From the fantastic soundtracks, kitschy villains, and indelible action, the Bond franchise has produced some of the most popular movies of all time, from 1963’s franchise classic Goldfinger to 2012’s critically praised Skyfall. From decade to decade, one Bond actor to the next, the series has become virtually synonymous with the spy genre, and with a filmography as impressive as some of the series’ most well-known movies, it’s easy to see why.
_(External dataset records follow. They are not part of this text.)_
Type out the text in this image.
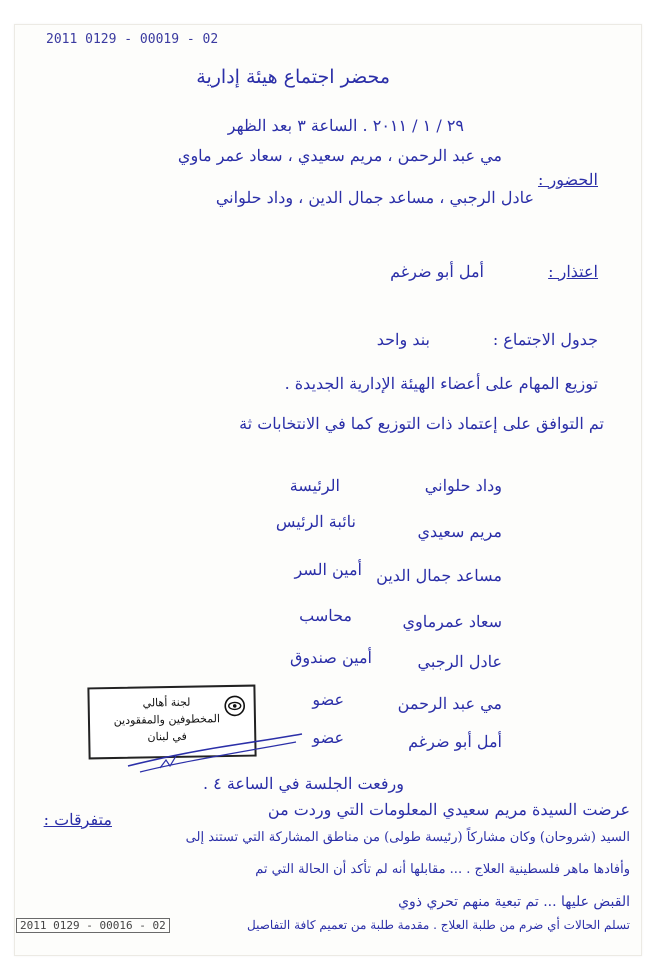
2011 0129 - 00019 - 02
محضر اجتماع هيئة إدارية
٢٩ / ١ / ٢٠١١ . الساعة ٣ بعد الظهر
الحضور :
مي عبد الرحمن ، مريم سعيدي ، سعاد عمر ماوي
عادل الرجبي ، مساعد جمال الدين ، وداد حلواني
اعتذار :
أمل أبو ضرغم
جدول الاجتماع :
بند واحد
توزيع المهام على أعضاء الهيئة الإدارية الجديدة .
تم التوافق على إعتماد ذات التوزيع كما في الانتخابات ثة
وداد حلواني
الرئيسة
مريم سعيدي
نائبة الرئيس
مساعد جمال الدين
أمين السر
سعاد عمرماوي
محاسب
عادل الرجبي
أمين صندوق
مي عبد الرحمن
عضو
أمل أبو ضرغم
عضو
لجنة أهالي
المخطوفين والمفقودين
في لبنان
ورفعت الجلسة في الساعة ٤ .
متفرقات :
عرضت السيدة مريم سعيدي المعلومات التي وردت من
السيد (شروحان) وكان مشاركاً (رئيسة طولى) من مناطق المشاركة التي تستند إلى
وأفادها ماهر فلسطينية العلاج . ... مقابلها أنه لم تأكد أن الحالة التي تم
القبض عليها ... تم تبعية منهم تحري ذوي
تسلم الحالات أي ضرم من طلبة العلاج . مقدمة طلبة من تعميم كافة التفاصيل
2011 0129 - 00016 - 02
The Best James Bond Movies Ranked and Where to Stream Them

With No Time to Die set to release in October, after nearly two years of COVID-19 related delays, we thought we’d take a look back at some of the best movies in the Bond franchise, as well as where they’re currently streaming. In this list, instead of the usual worst to best approach, we ranked the Bond movies from very good to excellent, covering movies across multiple eras and including films from every Bond actor.

Best James Bond Movies

Dr. No

There's no denying that Dr. No is certainly an important movie. As the first Bond film ever put out by Eon, it's responsible for introducing Bond to audiences, as well displaying some of the earliest tropes that would become so heavily associated with the character — the uniquely-named love interest, the genius villain with a distinct appearance and evil plan, and a singular setting that a majority of the film takes place in (in this case, Jamaica and the Caribbean).

It's an impressive movie that has so many strong points, including Sean Connery's performance as Bond, setting the standard for what a Bond actor should look and act like. As good as it is, there are a few notable sour points that haven't aged terribly well. Notably, James Bond himself is a rather cold, unlikable hero in this film, not yet displaying the signature charm, playfulness, and lightheartedness that Connery would later give to the character in his later Bond films. Dr. No's Bond may be important and an entertaining enough movie, but it also showed that — like every movie franchise — the studio still had some kinks to work out in the following films.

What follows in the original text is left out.